Zaman, bana göre zamansızlık

Bazen bazı şeyleri geç yakalıyorum. Zamanında olsaymış, heeyt bee. cinsinden.. ama o zamanlar yokmuşum. Şimdi varım maalesef. Mesela bi grup keşfediyorum. Belki evet birileri, çoktan yalayıp yuttu bu grubu. Başka birileri eskiden severlerdi ama artık çocukluklarında kaldı ya da  eskisi gibi de değiller zaten, tarzları değişti. Ama bana öyle değil işte ne yapayım.
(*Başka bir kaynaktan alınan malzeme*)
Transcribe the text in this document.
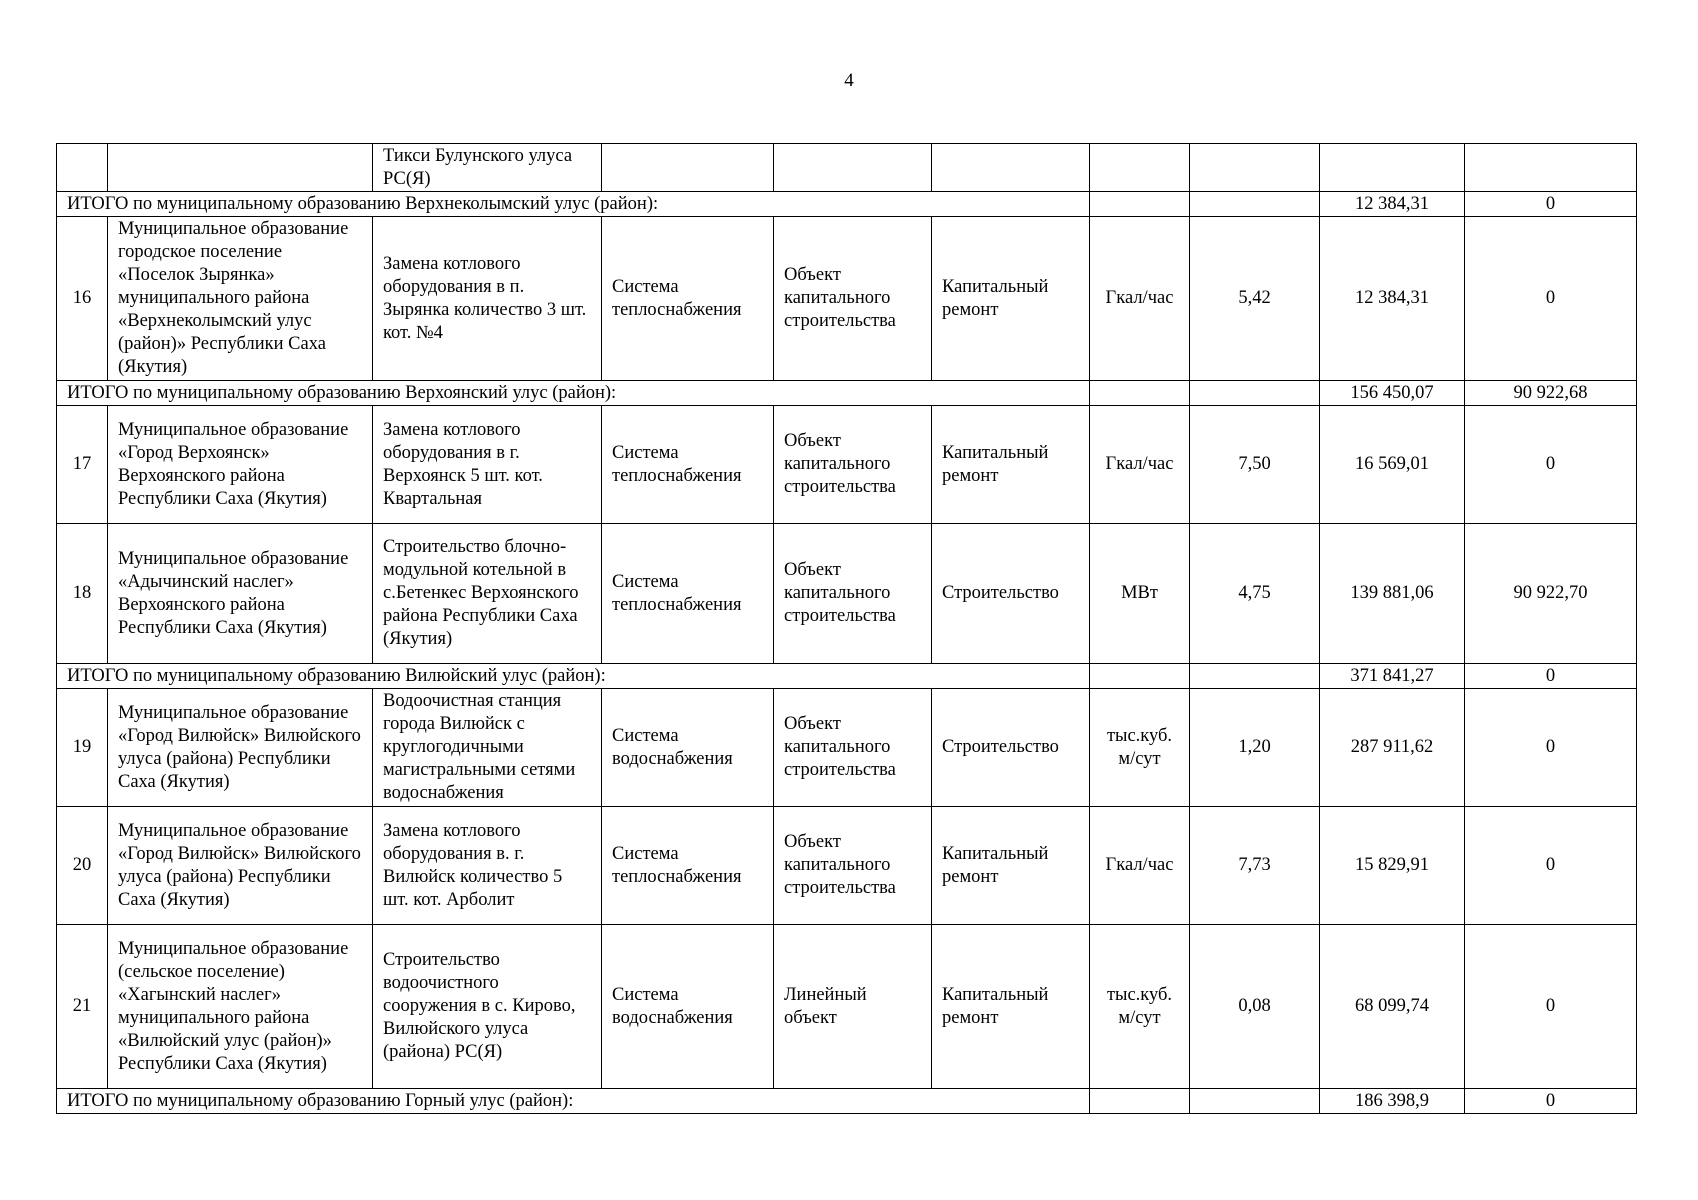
4
		Тикси Булунского улуса РС(Я)							
ИТОГО по муниципальному образованию Верхнеколымский улус (район):								12 384,31	0
16	Муниципальное образование городское поселение «Поселок Зырянка» муниципального района «Верхнеколымский улус (район)» Республики Саха (Якутия)	Замена котлового оборудования в п. Зырянка количество 3 шт. кот. №4	Система теплоснабжения	Объект капитального строительства	Капитальный ремонт	Гкал/час	5,42	12 384,31	0
ИТОГО по муниципальному образованию Верхоянский улус (район):								156 450,07	90 922,68
17	Муниципальное образование «Город Верхоянск» Верхоянского района Республики Саха (Якутия)	Замена котлового оборудования в г. Верхоянск 5 шт. кот. Квартальная	Система теплоснабжения	Объект капитального строительства	Капитальный ремонт	Гкал/час	7,50	16 569,01	0
18	Муниципальное образование «Адычинский наслег» Верхоянского района Республики Саха (Якутия)	Строительство блочно-модульной котельной в с.Бетенкес Верхоянского района Республики Саха (Якутия)	Система теплоснабжения	Объект капитального строительства	Строительство	МВт	4,75	139 881,06	90 922,70
ИТОГО по муниципальному образованию Вилюйский улус (район):								371 841,27	0
19	Муниципальное образование «Город Вилюйск» Вилюйского улуса (района) Республики Саха (Якутия)	Водоочистная станция города Вилюйск с круглогодичными магистральными сетями водоснабжения	Система водоснабжения	Объект капитального строительства	Строительство	тыс.куб. м/сут	1,20	287 911,62	0
20	Муниципальное образование «Город Вилюйск» Вилюйского улуса (района) Республики Саха (Якутия)	Замена котлового оборудования в. г. Вилюйск количество 5 шт. кот. Арболит	Система теплоснабжения	Объект капитального строительства	Капитальный ремонт	Гкал/час	7,73	15 829,91	0
21	Муниципальное образование (сельское поселение) «Хагынский наслег» муниципального района «Вилюйский улус (район)» Республики Саха (Якутия)	Строительство водоочистного сооружения в с. Кирово, Вилюйского улуса (района) РС(Я)	Система водоснабжения	Линейный объект	Капитальный ремонт	тыс.куб. м/сут	0,08	68 099,74	0
ИТОГО по муниципальному образованию Горный улус (район):								186 398,9	0
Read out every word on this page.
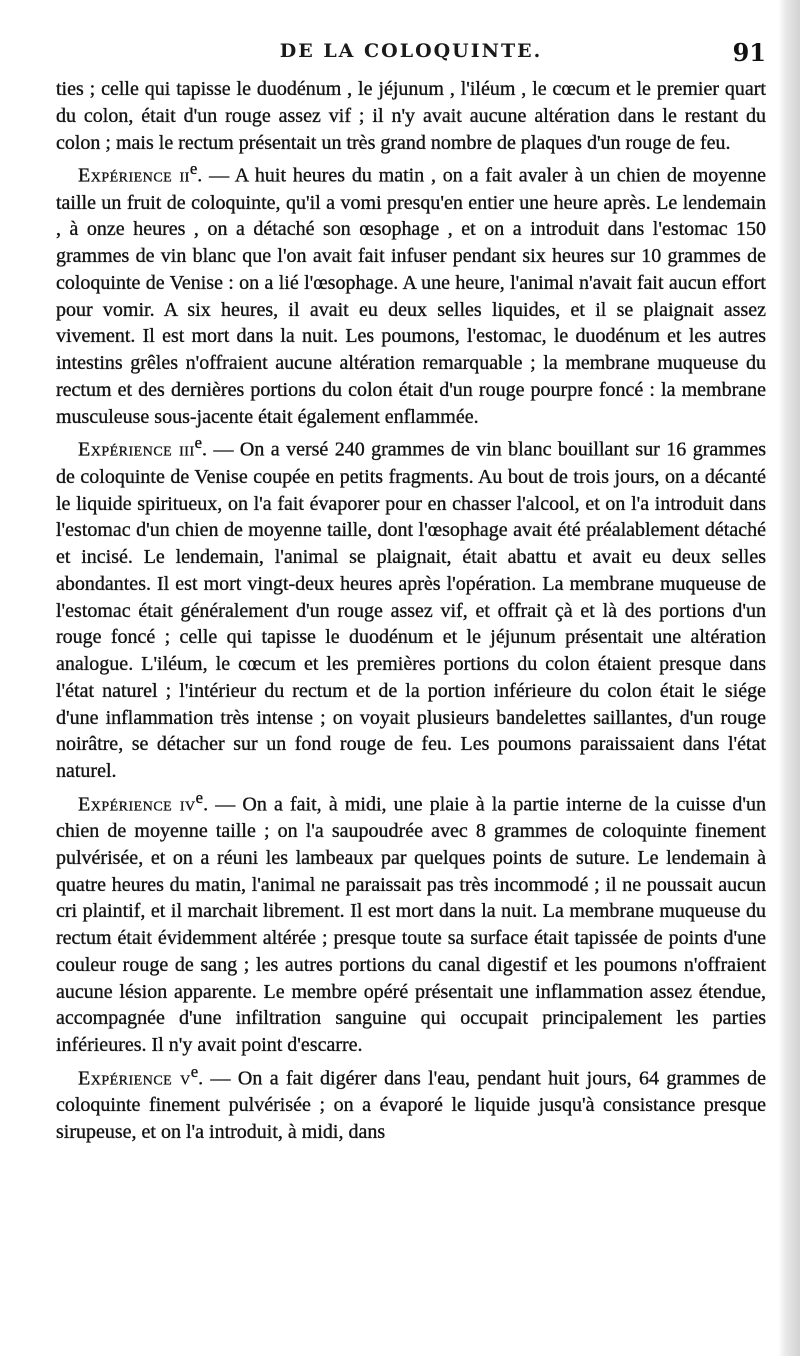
DE LA COLOQUINTE.	91

ties ; celle qui tapisse le duodénum , le jéjunum , l'iléum , le cœcum et le premier quart du colon, était d'un rouge assez vif ; il n'y avait aucune altération dans le restant du colon ; mais le rectum présentait un très grand nombre de plaques d'un rouge de feu.

Expérience $ii^e$. — A huit heures du matin , on a fait avaler à un chien de moyenne taille un fruit de coloquinte, qu'il a vomi presqu'en entier une heure après. Le lendemain , à onze heures , on a détaché son œsophage , et on a introduit dans l'estomac 150 grammes de vin blanc que l'on avait fait infuser pendant six heures sur 10 grammes de coloquinte de Venise : on a lié l'œsophage. A une heure, l'animal n'avait fait aucun effort pour vomir. A six heures, il avait eu deux selles liquides, et il se plaignait assez vivement. Il est mort dans la nuit. Les poumons, l'estomac, le duodénum et les autres intestins grêles n'offraient aucune altération remarquable ; la membrane muqueuse du rectum et des dernières portions du colon était d'un rouge pourpre foncé : la membrane musculeuse sous-jacente était également enflammée.

Expérience iii$^e$. — On a versé 240 grammes de vin blanc bouillant sur 16 grammes de coloquinte de Venise coupée en petits fragments. Au bout de trois jours, on a décanté le liquide spiritueux, on l'a fait évaporer pour en chasser l'alcool, et on l'a introduit dans l'estomac d'un chien de moyenne taille, dont l'œsophage avait été préalablement détaché et incisé. Le lendemain, l'animal se plaignait, était abattu et avait eu deux selles abondantes. Il est mort vingt-deux heures après l'opération. La membrane muqueuse de l'estomac était généralement d'un rouge assez vif, et offrait çà et là des portions d'un rouge foncé ; celle qui tapisse le duodénum et le jéjunum présentait une altération analogue. L'iléum, le cœcum et les premières portions du colon étaient presque dans l'état naturel ; l'intérieur du rectum et de la portion inférieure du colon était le siége d'une inflammation très intense ; on voyait plusieurs bandelettes saillantes, d'un rouge noirâtre, se détacher sur un fond rouge de feu. Les poumons paraissaient dans l'état naturel.

Expérience $iv^e$. — On a fait, à midi, une plaie à la partie interne de la cuisse d'un chien de moyenne taille ; on l'a saupoudrée avec 8 grammes de coloquinte finement pulvérisée, et on a réuni les lambeaux par quelques points de suture. Le lendemain à quatre heures du matin, l'animal ne paraissait pas très incommodé ; il ne poussait aucun cri plaintif, et il marchait librement. Il est mort dans la nuit. La membrane muqueuse du rectum était évidemment altérée ; presque toute sa surface était tapissée de points d'une couleur rouge de sang ; les autres portions du canal digestif et les poumons n'offraient aucune lésion apparente. Le membre opéré présentait une inflammation assez étendue, accompagnée d'une infiltration sanguine qui occupait principalement les parties inférieures. Il n'y avait point d'escarre.

Expérience $v^e$. — On a fait digérer dans l'eau, pendant huit jours, 64 grammes de coloquinte finement pulvérisée ; on a évaporé le liquide jusqu'à consistance presque sirupeuse, et on l'a introduit, à midi, dans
Benim için yeni bir sevgili gibi, keşfedilmemiş pek çok yeri ve heyecan verici geçmişi.. Hep tanıyormuşsun gibi.. öyle de.. aynı anda aynı yerlerden farklı yönlere bakmış iki yeni sevgili gibiymişiz. Aynı anda aynı yerde olmuşuz da burun farkıyla kaçırmışız birbirimiz. Romantik bi film sahnesinde olduğu gibi, izleyenlerin ahhhh  dön dön arkanda dediği anlar. Sevdiğim filmlerin soundtrack lerini yapan, eskilerden hoş bulduğum kulağımda çınlayan müzikleri yapanlarmış onlar. Peki, o grubu buluyorum, çok da beğeniyorum, yıllardır aradığım müzik bu diyorum da. Ya o grup ne halde şimdi dersin. Dağılmış olması, evet, akla ilk gelecek kötü ihtimal sanırım, yine de umut verici bi yanı vardır ki, solisti dinlemeye devam edebilirsin ya da elbet bi gün tekrar birleşirler. Peki ya o çok beğendiğin grubun hem solisti hem de söz yazarı olan kişi, yani bi anlamda grubun ruhunu oluşturan kişi intihar ettiyse..!
O zaman işte söylenecek hiçbir şey olmuyor. Asla konserlerine gidemeyeceğin çok sevdiğin bi grup var elinde, sadece..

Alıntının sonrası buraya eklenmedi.